Jain caves were the first group of caves I saw, this was my first time to see Jainism temple. I was amazed with its unbelievable intricate details of rock craving and the fact that many ancient colors were still visible. The design of caves layout and details were truly unique and depiction of Jainism icons really like ancient Egyptian one. The next group I saw was the Hindu caves, I had to say that I did not feel any special with this group of caves, apart from the impressive rows of columns in cave 29 and ridiculous dry waterfall landscape. The depiction of Hinduism deity was not graceful like in Elephanta Caves near Mumbai, but the depiction of Giant also in cave 29 was truly impressive, the face really reminded me the face of Ni-o Guardian in Japan. Then I went to see the Kailasa Temple, at first I was overwhelmed by its size, dark color, and hundreds of colorful sari of Indian women in the compound. After looked around the temple for about 45 minutes, while the temple itself was a wonder of ancient engineering, the impressive cut to make corridor around the main temple was breathtaking, a great evidence of human genius and creativity using for god, I hardly could say that I enjoyed Kailasa Temple. I found that the overall craving depictions were not such great compared to Jain group or in Ajanta or Elephanta, the brilliant depiction of Ramayana story was great but few scene that truly stunning. The temple architecture was similar to normal Hindu temple, so only the fact that this temple was monolith was impressive for me. I also did climb to see the whole Kailasa Temple from the cliff behind the temple; the view was stunning and gave me a chance to see details of temple’s spire, but in my opinion the best reason to climb up here was to see cave 15, this small but intricate cave by far the best cave in all Hindu group.

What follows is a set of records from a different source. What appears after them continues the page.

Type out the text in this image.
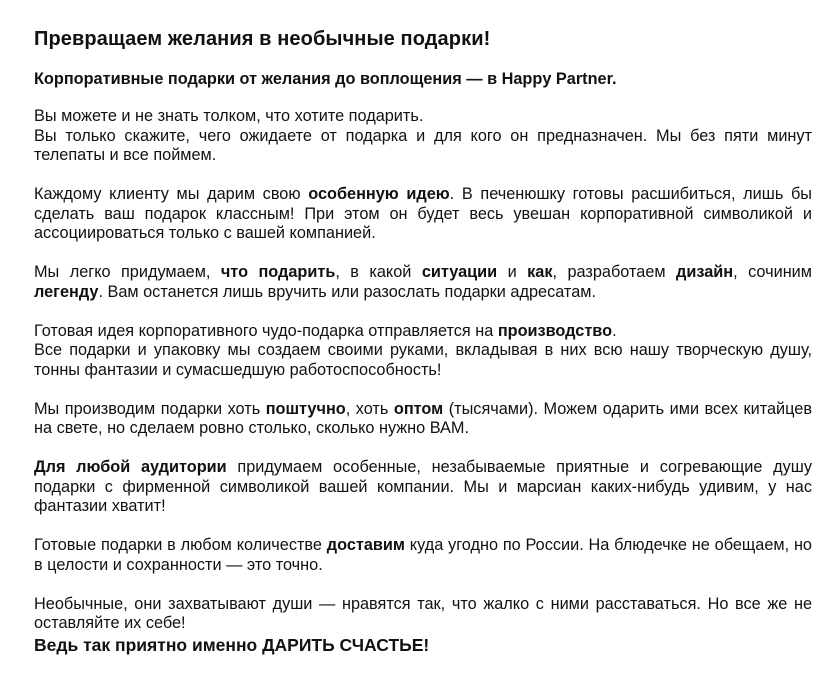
Превращаем желания в необычные подарки!
Корпоративные подарки от желания до воплощения — в Happy Partner.
Вы можете и не знать толком, что хотите подарить.
Вы только скажите, чего ожидаете от подарка и для кого он предназначен. Мы без пяти минут телепаты и все поймем.
Каждому клиенту мы дарим свою особенную идею. В печенюшку готовы расшибиться, лишь бы сделать ваш подарок классным! При этом он будет весь увешан корпоративной символикой и ассоциироваться только с вашей компанией.
Мы легко придумаем, что подарить, в какой ситуации и как, разработаем дизайн, сочиним легенду. Вам останется лишь вручить или разослать подарки адресатам.
Готовая идея корпоративного чудо-подарка отправляется на производство.
Все подарки и упаковку мы создаем своими руками, вкладывая в них всю нашу творческую душу, тонны фантазии и сумасшедшую работоспособность!
Мы производим подарки хоть поштучно, хоть оптом (тысячами). Можем одарить ими всех китайцев на свете, но сделаем ровно столько, сколько нужно ВАМ.
Для любой аудитории придумаем особенные, незабываемые приятные и согревающие душу подарки с фирменной символикой вашей компании. Мы и марсиан каких-нибудь удивим, у нас фантазии хватит!
Готовые подарки в любом количестве доставим куда угодно по России. На блюдечке не обещаем, но в целости и сохранности — это точно.
Необычные, они захватывают души — нравятся так, что жалко с ними расставаться. Но все же не оставляйте их себе!
Ведь так приятно именно ДАРИТЬ СЧАСТЬЕ!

Then I went to Buddhist group, since I saw the better one at Ajanta, I did not feel any special and decided to walk back to Kailasa Temple where my driver, who eagerly wanted me to visit Himroo sari factory, was waiting. Although the overall experience of Ellora was great and Ellora itself was truly impressive, I would prefer Ajanta more than Ellora. Since Ajanta was much better in terms of location and site protection management than Ellora. Since I already saw all currently UNESCO World Heritage listed man made and natural cave temples in South Asia, Ajanta, Ellora, Elephanta and Dambulla in Sri Lanka, I would like to point out the best of each four sites for other people to understand their uniqueness. If you want to see the best Buddhist craving and paintings then go to Ajanta, to see the most graceful Hindu cravings then Elephanta, to see the engineering wonder then Ellora, to see the most vivid Buddhist iconography then Dambulla, but better to see all caves and enjoy the trip to incredible India and Sri Lanka.